In order to find the last three digits of $6^{2002}$ it is enough to compute the remainders $\!\!\pmod{8}$ and $\!\!\pmod{125}$, where the former is clearly zero. About the latter, the binomial theorem grants

$$6^{2002} = (5+1)^{2002} = \sum_{k=0}^{2002}\binom{2002}{k}5^k \equiv \sum_{k=0}^{2}\binom{2002}{k}5^k\equiv 36\pmod{125} $$ hence the last three digits of $6^{2002}$ are $\color{red}{536}$ by the Chinese remainder theorem.

Answer 5

It is possible to do this without the Chinese Remainder Theorem, just using the binomial expansion.
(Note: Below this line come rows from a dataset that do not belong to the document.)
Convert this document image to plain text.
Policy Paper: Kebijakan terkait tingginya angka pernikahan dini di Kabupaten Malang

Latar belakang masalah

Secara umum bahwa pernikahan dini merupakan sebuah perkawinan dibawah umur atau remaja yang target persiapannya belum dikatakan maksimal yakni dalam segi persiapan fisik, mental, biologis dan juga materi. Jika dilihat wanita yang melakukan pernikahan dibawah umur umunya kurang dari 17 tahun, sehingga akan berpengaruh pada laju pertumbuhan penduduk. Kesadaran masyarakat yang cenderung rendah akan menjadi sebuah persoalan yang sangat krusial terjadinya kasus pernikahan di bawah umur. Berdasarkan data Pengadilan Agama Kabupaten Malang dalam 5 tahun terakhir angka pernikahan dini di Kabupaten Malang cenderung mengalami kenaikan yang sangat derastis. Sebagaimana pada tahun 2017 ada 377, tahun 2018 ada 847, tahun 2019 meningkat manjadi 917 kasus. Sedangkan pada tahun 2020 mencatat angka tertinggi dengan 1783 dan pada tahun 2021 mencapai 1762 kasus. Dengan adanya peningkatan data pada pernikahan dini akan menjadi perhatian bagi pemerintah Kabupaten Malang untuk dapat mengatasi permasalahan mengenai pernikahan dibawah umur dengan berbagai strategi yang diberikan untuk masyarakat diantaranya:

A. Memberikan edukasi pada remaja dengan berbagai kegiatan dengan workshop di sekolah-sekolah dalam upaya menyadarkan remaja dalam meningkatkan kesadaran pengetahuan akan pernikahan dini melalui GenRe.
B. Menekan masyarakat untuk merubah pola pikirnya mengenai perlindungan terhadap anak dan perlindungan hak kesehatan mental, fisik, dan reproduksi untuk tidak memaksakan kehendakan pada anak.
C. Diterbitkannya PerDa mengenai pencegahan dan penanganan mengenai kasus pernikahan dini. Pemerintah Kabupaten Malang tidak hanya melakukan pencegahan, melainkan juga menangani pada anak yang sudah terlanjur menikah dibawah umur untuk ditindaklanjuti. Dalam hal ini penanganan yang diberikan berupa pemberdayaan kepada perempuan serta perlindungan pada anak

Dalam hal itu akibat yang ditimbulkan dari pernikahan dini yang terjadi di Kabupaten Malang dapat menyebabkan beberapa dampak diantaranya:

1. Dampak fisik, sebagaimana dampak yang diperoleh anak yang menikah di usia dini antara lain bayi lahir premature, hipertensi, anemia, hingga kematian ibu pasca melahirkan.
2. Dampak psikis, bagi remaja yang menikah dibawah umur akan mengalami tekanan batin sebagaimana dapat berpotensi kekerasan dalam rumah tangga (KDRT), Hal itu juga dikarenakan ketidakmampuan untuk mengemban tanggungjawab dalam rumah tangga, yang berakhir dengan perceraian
Note that $$\begin{align}2^{500k} &= (30+2)^{100k} = 2^{100k} \pmod{1000},\\ 2^{10k} &= (1000+24)^k \equiv 24^k \pmod{1000},\\ 24^{5k} &= 2^{15k}3^{5k} = (32000+768)^k 243^k \equiv (768\cdot 243)^k \pmod{1000} \\ &\equiv (100+600+580+344)^k \pmod{1000} \equiv 624^k \pmod{1000},\end{align}$$ and $$\begin{align} 624^{4k} &= (600+24)^{4k} \equiv 4k\cdot 600\cdot 24^{4k-1} + 24^{4k} \pmod{1000} \\ &\equiv (100k + 1)\cdot 24^{4k} \pmod{1000}.\end{align}$$ In particular, $$\begin{align} 2^{4000} &\equiv 2^{10\cdot 80} \pmod{1000} \equiv 24^{5\cdot 16} \pmod{1000} \\ &\equiv 624^{16} \pmod{1000} \equiv (401)24^{16} \pmod{1000} \\ &\equiv 24(401)624^3 \pmod{1000} \equiv (8020+1604)624^3 \pmod{1000} \\ &\equiv 624^4 \pmod{1000} \equiv (101)24^4 \pmod{1000}.\end{align}$$

We then have $$\begin{align} 6^{2002} &= (10-4)^{2002} \\ &= \binom{2002}{2} 100\cdot 4^{2000} - 2002\cdot 10\cdot 4^{2001} + 4^{2002} \pmod{1000},\end{align}$$ so $$\begin{align} &6^{2002} \\ &\equiv 100\cdot 24^4(101)(1000+1)(2000+1) - 80\cdot 24^4(101)(1000+1) + 16\cdot 24^4(101) \pmod{1000} \\ &\equiv (100-80+16)\cdot 24^4\cdot 101 \pmod{1000} \equiv 36(101)24^4 \pmod{1000} \\ &\equiv (53/2)\cdot 24^5 \pmod{1000} \equiv 53\cdot 312 \pmod{1000} \equiv 600 + 936 \pmod{1000} \\ &\equiv \color{red}{536} \pmod{1000}.\end{align}$$

Answer 6

I used the formula $\frac {1}{10^k} [n-a_k (n)]$. The last two digits is 36. I obtained the hundreds digit this way: $\frac {1}{100}(6^{2002}-36)=\frac {9}{25}(6^{2000}-1)=\frac {9}{25} (6^{2000}-1)=\frac {9}{25}((6^5)^{400}-1)=\frac {9}{25}((7776)^{400}-1)=\frac {9}{25}(7776-1)(7776^{399}+7776^{398}+...+7776^2+77766+1)\equiv9\cdot311\cdot(6+6+...+6+6+1)\equiv9\cdot1\cdot(399\cdot6+1)\equiv9\cdot1\cdot(9\cdot6+1)\equiv9\cdot1\cdot5\equiv5 (mod 10)$ Therefore, the last three digits of $6^{2002}$ are $536$.